The Oleander Hawkmoth (Daphnis nerii), aka the Army Green Hawkmoth, is the most magnificent moth I have seen in the wild. Look at those wings! The colors and designs are truly stunning. That’s why I was so excited last week when my husband called me over to point out the one he had spotted in our desert garden.
This species of hawkmoth is native to areas of Africa and Asia. They are a migratory species, however, and fly to parts of eastern and southern Europe during the summer months. Oleander Hawkmoths have also been introduced in many places around the world.

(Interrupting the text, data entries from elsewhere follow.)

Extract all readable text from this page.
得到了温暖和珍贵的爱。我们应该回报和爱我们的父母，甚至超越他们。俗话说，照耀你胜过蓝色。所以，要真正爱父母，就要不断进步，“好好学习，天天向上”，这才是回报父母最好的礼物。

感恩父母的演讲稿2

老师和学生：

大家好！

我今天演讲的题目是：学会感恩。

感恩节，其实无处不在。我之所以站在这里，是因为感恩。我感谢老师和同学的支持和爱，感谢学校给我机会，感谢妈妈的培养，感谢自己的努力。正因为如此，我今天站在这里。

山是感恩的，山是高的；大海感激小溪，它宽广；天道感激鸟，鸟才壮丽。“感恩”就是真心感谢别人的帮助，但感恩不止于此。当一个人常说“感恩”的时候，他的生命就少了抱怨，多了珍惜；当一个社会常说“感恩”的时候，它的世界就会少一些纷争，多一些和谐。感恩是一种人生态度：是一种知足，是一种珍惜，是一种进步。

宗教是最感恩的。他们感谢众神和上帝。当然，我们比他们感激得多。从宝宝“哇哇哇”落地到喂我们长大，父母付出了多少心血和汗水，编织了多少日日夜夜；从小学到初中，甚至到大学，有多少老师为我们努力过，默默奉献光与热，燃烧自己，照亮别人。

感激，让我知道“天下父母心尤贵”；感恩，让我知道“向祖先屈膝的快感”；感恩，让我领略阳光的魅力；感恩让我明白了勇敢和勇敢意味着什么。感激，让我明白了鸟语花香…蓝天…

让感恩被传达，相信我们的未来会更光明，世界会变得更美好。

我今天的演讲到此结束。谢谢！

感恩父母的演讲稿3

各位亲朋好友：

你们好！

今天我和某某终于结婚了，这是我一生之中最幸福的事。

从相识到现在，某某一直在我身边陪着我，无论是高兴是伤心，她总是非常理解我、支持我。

The larvae, or caterpillars, feed mainly on oleander bushes (Nerium oleander), which of course explains their common English name, as well as other plants in the dogbane family. These plants are highly toxic, but the caterpillars are immune. Oleander, which is not native to Sinai, is the most popular bush to plant along the streets in Dahab because of it’s toxicity. The goats and sheep roaming the streets of Assala typically won’t eat these bushes, so they one of the few that can survive in this part of town. And so there is plenty of food around in my neighborhood for these caterpillars to munch.
And if you thought the were amazing – check out these larvae! They are yellow when they hatch and turn green as they grow older. Like all hawkmoths, there is a “horn” protruding from the rear end of their body. There are large blue and white eyespots near the head (which are used as part of their defense system), a white band along the side of the body, and white and bluish dots. The caterpillar can grow up to 8.5 cm in length and turns brown shortly before it is ready to pupate.
Fresh pupa are cream-colored but turn reddish-brown in color and will lie directly on the ground or under leaf litter.
Adult moths have a greenish head with a gray band at the vertex and a green thorax with a black/tan belt across the center. The forewings are patterned with green, whitish, and rosy-colored curved bands. At the base of these wings is a white patch with a black spot.
Adults drink the nectar from a variety of flowers and are especially active at twilight, just after sunset. Oleander Hawkmoths may be important pollinators, and can find themselves prey to birds, lizards, and bats.
Their life cycle, from egg-laying to adulthood, takes between 28 – 30 days.